RELIANCE ON SUBSECTION 7.1(2) OF NATIONAL INSTRUMENT 51-102

Not applicable.

ITEM 7

OMITTED INFORMATION

Not applicable.

ITEM 8

EXECUTIVE OFFICER

The following executive officer of the Company is knowledgeable about the material change and this report:

Justin Hanka, Chief Executive Officer
Telephone: +61 433140886

ITEM 9

DATE OF REPORT

April 10, 2026

Cautionary Note Concerning Forward-Looking Statements

The material change report contains "forward-looking statements" within the meaning of applicable securities laws, including but not limited to, statements regarding the intended use of proceeds from the Offering, including the development of the Company's enterprise platform using voice and powered by AI for use in detecting drug and alcohol intoxication.

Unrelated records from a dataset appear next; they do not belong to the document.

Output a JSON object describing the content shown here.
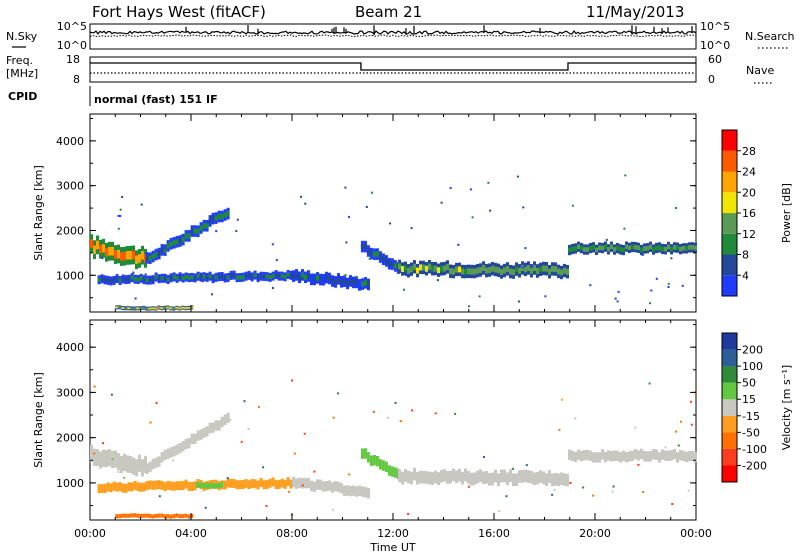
{
  "header": {
    "station": "Fort Hays West (fitACF)",
    "beam": "Beam 21",
    "date": "11/May/2013"
  },
  "status_panels": {
    "nsky_label": "N.Sky",
    "nsearch_label": "N.Search",
    "noise_ticks": [
      "10^5",
      "10^0"
    ],
    "freq_label": "Freq.",
    "freq_unit": "[MHz]",
    "freq_ticks": [
      "18",
      "8"
    ],
    "nave_label": "Nave",
    "nave_ticks": [
      "60",
      "0"
    ],
    "cpid_label": "CPID",
    "cpid_text": "normal (fast) 151 IF",
    "freq_steps": [
      {
        "start": 0.0,
        "end": 10.73,
        "level": "high"
      },
      {
        "start": 10.73,
        "end": 18.93,
        "level": "low"
      },
      {
        "start": 18.93,
        "end": 24.0,
        "level": "high"
      }
    ]
  },
  "chart_data": [
    {
      "type": "heatmap",
      "title": "Power",
      "ylabel": "Slant Range [km]",
      "xlabel": "Time UT",
      "x_ticks": [
        "00:00",
        "04:00",
        "08:00",
        "12:00",
        "16:00",
        "20:00",
        "00:00"
      ],
      "xlim": [
        0,
        24
      ],
      "y_ticks": [
        "1000",
        "2000",
        "3000",
        "4000"
      ],
      "ylim": [
        180,
        4600
      ],
      "colorbar_label": "Power [dB]",
      "colorbar_ticks": [
        "4",
        "8",
        "12",
        "16",
        "20",
        "24",
        "28"
      ],
      "colorbar_colors": [
        "#1e3cff",
        "#23479c",
        "#1e8a3a",
        "#5a9a55",
        "#f0e600",
        "#ffa400",
        "#ff5a00",
        "#ff0000"
      ],
      "bands": [
        {
          "t0": 0.0,
          "t1": 2.2,
          "r0": 1650,
          "r1": 1350,
          "thick": 420,
          "power": 24
        },
        {
          "t0": 2.2,
          "t1": 5.5,
          "r0": 1350,
          "r1": 2450,
          "thick": 260,
          "power": 9
        },
        {
          "t0": 0.3,
          "t1": 8.0,
          "r0": 900,
          "r1": 1000,
          "thick": 200,
          "power": 8
        },
        {
          "t0": 8.0,
          "t1": 11.0,
          "r0": 1000,
          "r1": 800,
          "thick": 260,
          "power": 6
        },
        {
          "t0": 10.73,
          "t1": 12.2,
          "r0": 1650,
          "r1": 1150,
          "thick": 260,
          "power": 8
        },
        {
          "t0": 12.2,
          "t1": 18.93,
          "r0": 1150,
          "r1": 1100,
          "thick": 300,
          "power": 14
        },
        {
          "t0": 18.93,
          "t1": 24.0,
          "r0": 1600,
          "r1": 1600,
          "thick": 230,
          "power": 12
        },
        {
          "t0": 1.0,
          "t1": 4.0,
          "r0": 270,
          "r1": 270,
          "thick": 90,
          "power": 18
        }
      ]
    },
    {
      "type": "heatmap",
      "title": "Velocity",
      "ylabel": "Slant Range [km]",
      "xlabel": "Time UT",
      "x_ticks": [
        "00:00",
        "04:00",
        "08:00",
        "12:00",
        "16:00",
        "20:00",
        "00:00"
      ],
      "xlim": [
        0,
        24
      ],
      "y_ticks": [
        "1000",
        "2000",
        "3000",
        "4000"
      ],
      "ylim": [
        180,
        4600
      ],
      "colorbar_label": "Velocity [m s⁻¹]",
      "colorbar_ticks": [
        "200",
        "100",
        "50",
        "15",
        "-15",
        "-50",
        "-100",
        "-200"
      ],
      "colorbar_colors": [
        "#1f3a9e",
        "#2c5f9a",
        "#2e8b3a",
        "#62c840",
        "#c8c8c0",
        "#ff9e1e",
        "#ff7000",
        "#ff3c1e",
        "#ff0000"
      ],
      "bands": [
        {
          "t0": 0.0,
          "t1": 2.2,
          "r0": 1600,
          "r1": 1350,
          "thick": 380,
          "velocity": 0
        },
        {
          "t0": 2.2,
          "t1": 5.5,
          "r0": 1350,
          "r1": 2450,
          "thick": 230,
          "velocity": 0
        },
        {
          "t0": 0.3,
          "t1": 8.0,
          "r0": 900,
          "r1": 1000,
          "thick": 200,
          "velocity": -20
        },
        {
          "t0": 4.2,
          "t1": 5.2,
          "r0": 950,
          "r1": 950,
          "thick": 120,
          "velocity": 30
        },
        {
          "t0": 8.0,
          "t1": 11.0,
          "r0": 1000,
          "r1": 800,
          "thick": 230,
          "velocity": 0
        },
        {
          "t0": 10.73,
          "t1": 12.2,
          "r0": 1650,
          "r1": 1150,
          "thick": 230,
          "velocity": 30
        },
        {
          "t0": 12.2,
          "t1": 18.93,
          "r0": 1150,
          "r1": 1100,
          "thick": 280,
          "velocity": 0
        },
        {
          "t0": 18.93,
          "t1": 24.0,
          "r0": 1600,
          "r1": 1600,
          "thick": 230,
          "velocity": 0
        },
        {
          "t0": 1.0,
          "t1": 4.0,
          "r0": 270,
          "r1": 270,
          "thick": 90,
          "velocity": -60
        }
      ]
    }
  ]
}
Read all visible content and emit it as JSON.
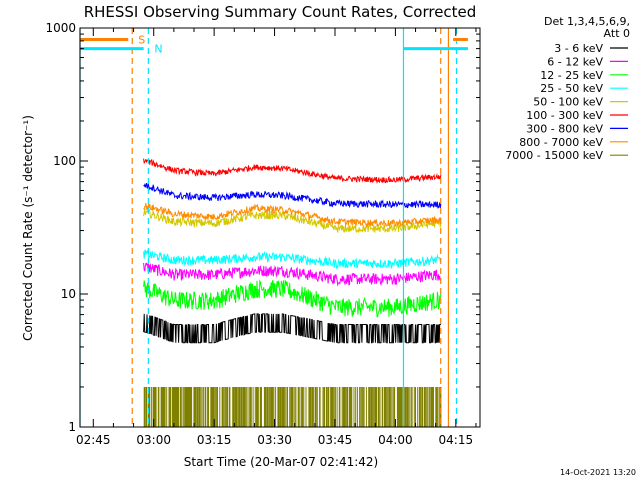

Forward-looking statements can be identified by words such as: "anticipate," "intend," "plan," "budget," "believe," "project," "estimate," "expect," "scheduled," "forecast," "strategy," "future," "likely," "may," "to be," "could," "would," "should," "will" and similar references to future periods or the negative or comparable terminology, as well as terms usually used in the future and conditional. Forward-looking statements are based on assumptions as of the date they are provided. However, there can be no assurance that such assumptions will reflect the actual outcome of such items or factors.

Additionally, there are known and unknown risk factors that could cause the Company's actual results and financial conditions to differ materially from those indicated in the forward-looking statements. Therefore, you should not rely on any of these forward-looking statements. Important risk factors that could cause actual results and financial conditions to differ materially from those indicated in the forward-looking statements, include among others: the failure to obtain the final regulatory approval; technical challenges in the development or deployment of its enterprise platform; general economic, market and business conditions in Canada and Australia; market volatility; and unforeseen delays in timelines for any of the transactions or events described in this material change report. All forward-looking information is qualified in its entirety by this cautionary statement.

The Company disclaims any obligation to revise or update any such forward-looking statement or to publicly announce the result of any revisions to any of the forward-looking information contained herein to reflect future results, events or developments, except as required by law.